Önce şu güzel deniz fotoğraflarına bakın.
:((


Allahım ordan atlamak vardı!



Ne tatlısınız siz :)


Özendim:(

Şu an ne çok isterdim onun yerinde olmayı :(

Senin yerinde olsam ben de sırıtırdım.Ayrıca bikinin de güzelmiş :((

Ben senden daha esmer olucam k.bakma :O

Ay benim de uzundu saçım havamı atıyorsun!?




O dalgalar arasında kulaç atmak vardı.:(



Evet ben denize aşığım.Daha önce söylemiştim bunu :((


Sol Ayağım

İnce bir kitaptı ama arkasını okuyunca merakıma yenilip aldım hemen.
Zaten biyografi ve otobiyografi kitaplara bayılıyorum bu da öyle.
Kitapta kitabımızın İrlandalı yazarı Christy Brown kendi hayat hikayesini anlatıyor.
Christy Brown doğuştan beyin felci kurbanı.
İlk başta doktorlar bunu fark etmiyorlar ve ailesine tedavisinin olmadığını söylüyorlar.
Ama annesi vazgeçmiyor.Oğlunun gerizekalı olmadığına inanıyor.
İlk ne yaparsa yapsın bir çözüm alamıyor.
Ama bir gün oğlu kardeşinin şekiller çizdiği tebeşiri sol ayağıyla alıyor.
Her şey böyle başlıyor zaten.
Tek kullanabildiği sol ayağı.
Sonrasında Christy Brown'un sol ayağıyla nasıl mücadele ettiğini anlatıyor hayatla.
Beyin felçli olması onun muhteşem hayal gücüne ve edebiyat dünyasında kendine bir yer edinmesine engel değil.
Engeller bir engel olarak görülürse engel olur sadece.
Kitap filme de uyarlanmış.
Ama ben  izlemedim.
Kitabı tavsiye ederim.
İnsan bazen küçücük sorunları öyle büyütebiliyor ki!
İnsan haline her zaman şükretmeli.
Hiçbir şey imkansız değildir!

Eroin/Christiane F.nin Korkunç Anıları
Kapağın korkunçluğuna bakar mısınız?İnsanın tüyleri ürperiyor.
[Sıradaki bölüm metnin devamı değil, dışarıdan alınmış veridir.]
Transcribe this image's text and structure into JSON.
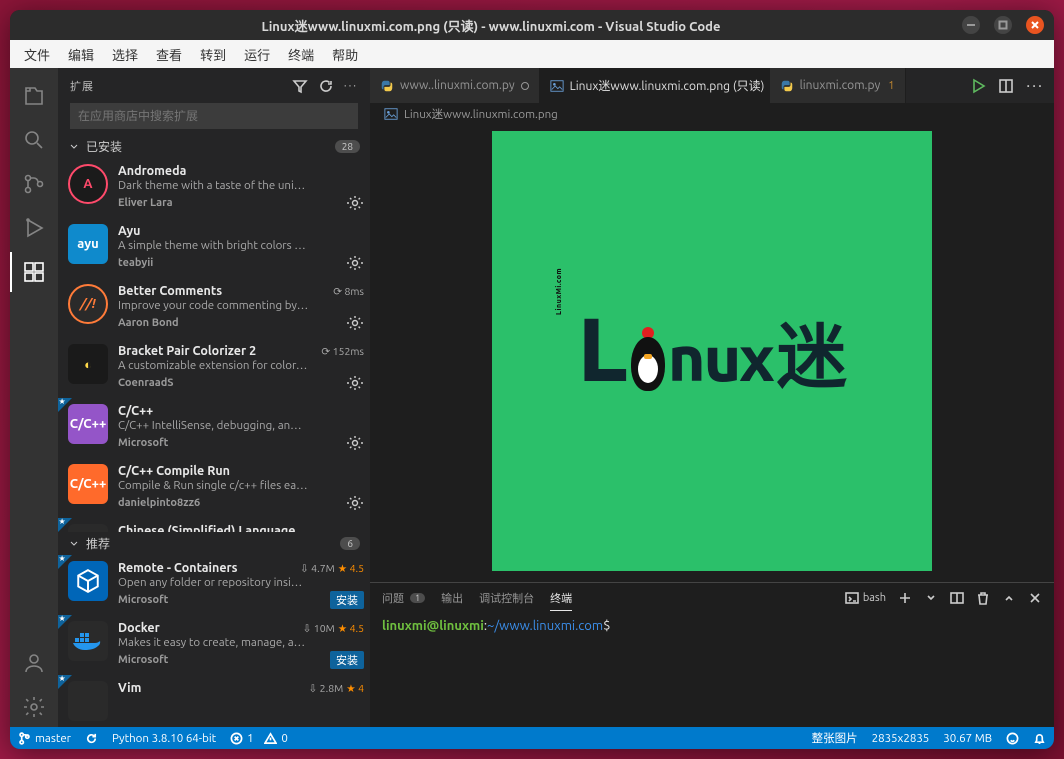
{
  "title": "Linux迷www.linuxmi.com.png (只读) - www.linuxmi.com - Visual Studio Code",
  "menu": [
    "文件",
    "编辑",
    "选择",
    "查看",
    "转到",
    "运行",
    "终端",
    "帮助"
  ],
  "sidebar": {
    "title": "扩展",
    "search_placeholder": "在应用商店中搜索扩展",
    "section_installed": "已安装",
    "installed_count": "28",
    "section_recommended": "推荐",
    "recommended_count": "6",
    "installed": [
      {
        "name": "Andromeda",
        "desc": "Dark theme with a taste of the uni…",
        "author": "Eliver Lara",
        "stat": "",
        "iconBg": "#1b1b1b",
        "iconTxt": "A",
        "iconColor": "#ff4a6b"
      },
      {
        "name": "Ayu",
        "desc": "A simple theme with bright colors …",
        "author": "teabyii",
        "stat": "",
        "iconBg": "#0f8acc",
        "iconTxt": "ayu",
        "iconColor": "#fff"
      },
      {
        "name": "Better Comments",
        "desc": "Improve your code commenting by…",
        "author": "Aaron Bond",
        "stat": "⟳ 8ms",
        "iconBg": "#2a2a2a",
        "iconTxt": "//!",
        "iconColor": "#ff7b39"
      },
      {
        "name": "Bracket Pair Colorizer 2",
        "desc": "A customizable extension for color…",
        "author": "CoenraadS",
        "stat": "⟳ 152ms",
        "iconBg": "#1a1a1a",
        "iconTxt": "◐",
        "iconColor": "#ffd94a"
      },
      {
        "name": "C/C++",
        "desc": "C/C++ IntelliSense, debugging, an…",
        "author": "Microsoft",
        "stat": "",
        "iconBg": "#9455c8",
        "iconTxt": "C/C++",
        "iconColor": "#fff",
        "ribbon": true
      },
      {
        "name": "C/C++ Compile Run",
        "desc": "Compile & Run single c/c++ files ea…",
        "author": "danielpinto8zz6",
        "stat": "",
        "iconBg": "#ff6a2b",
        "iconTxt": "C/C++",
        "iconColor": "#fff"
      },
      {
        "name": "Chinese (Simplified) Language …",
        "desc": "",
        "author": "",
        "stat": "",
        "iconBg": "#2a2a2a",
        "iconTxt": "",
        "iconColor": "#fff",
        "ribbon": true,
        "partial": true
      }
    ],
    "recommended": [
      {
        "name": "Remote - Containers",
        "desc": "Open any folder or repository insi…",
        "author": "Microsoft",
        "dl": "4.7M",
        "star": "4.5",
        "iconBg": "#0066b8",
        "iconSvg": "cube",
        "install": "安装",
        "ribbon": true
      },
      {
        "name": "Docker",
        "desc": "Makes it easy to create, manage, a…",
        "author": "Microsoft",
        "dl": "10M",
        "star": "4.5",
        "iconBg": "#2a2a2a",
        "iconSvg": "docker",
        "install": "安装",
        "ribbon": true
      },
      {
        "name": "Vim",
        "desc": "",
        "author": "",
        "dl": "2.8M",
        "star": "4",
        "iconBg": "#2a2a2a",
        "iconSvg": "",
        "install": "",
        "ribbon": true,
        "partial": true
      }
    ]
  },
  "tabs": [
    {
      "label": "www..linuxmi.com.py",
      "kind": "py",
      "active": false,
      "mod": false,
      "closed": true
    },
    {
      "label": "Linux迷www.linuxmi.com.png (只读)",
      "kind": "img",
      "active": true,
      "mod": false
    },
    {
      "label": "linuxmi.com.py",
      "kind": "py",
      "active": false,
      "mod": true,
      "modcount": "1"
    }
  ],
  "crumb_icon": "img",
  "crumb": "Linux迷www.linuxmi.com.png",
  "logo": {
    "L": "L",
    "rest": "nux",
    "cjk": "迷",
    "mi": "LinuxMi.com"
  },
  "panel": {
    "tabs": {
      "problems": "问题",
      "problems_count": "1",
      "output": "输出",
      "debug": "调试控制台",
      "terminal": "终端"
    },
    "shell": "bash",
    "prompt_user": "linuxmi@linuxmi",
    "prompt_sep": ":",
    "prompt_path": "~/www.linuxmi.com",
    "prompt_end": "$"
  },
  "status": {
    "branch": "master",
    "python": "Python 3.8.10 64-bit",
    "err": "1",
    "warn": "0",
    "img_label": "整张图片",
    "dim": "2835x2835",
    "size": "30.67 MB"
  }
}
Evet bu da biyografi bir eser.
Bazı yerlerde annesi anlatıyor bazı yerlerde kendisi.
Kitabın arka kapağı
Bu, bir roman değil, Christiane'nin kelimesi kelimesine gerçek, yaşanmış tüyler ürpertici öyküsü... Bu kitabı oluşturan anılarını anlattığında Christiane 16 yaşındaydı. 12 yaşında esrara, 13 yaşında eroine başlamıştı. Müptela oldu. Sabah okula gitti, öğleden sonra kendisi gibi eroinman olan arkadaşlarıyla birlikte fahişelik yaparak eroin parası kazandı. Annesi, tam 2 yıl, kızının bu ikili yaşantısını fark etmedi. Christiane, kendisini uyuşturucu kullanmaya iten rahatsızlıklarını, tepkilerini ve çocukluktan genç kızlığa geçme çağında bir eroinman olarak yaşadıklarını bütün ayrıntılarıyla anlatmaya çalıştı bu kitapta.
Bugün artık, üzülerek belirtelim, eroin yaygın bir problem haline gelmektedir toplumumuzda. Ama bütün toplumlar için büyük bir tehlike. Christiane'nin öyküsünün çok yakınımızda tekrarlanmaması için bir uyarı saymalıyız onun anlattıklarını. Her gün 13-15 yaşlarında pek çok çocuğun, gencin adlarını gazetelerde 'Aşırı Dozda Eroin Alarak Öldü...' başlığı altında okumamamız için bir uyarı!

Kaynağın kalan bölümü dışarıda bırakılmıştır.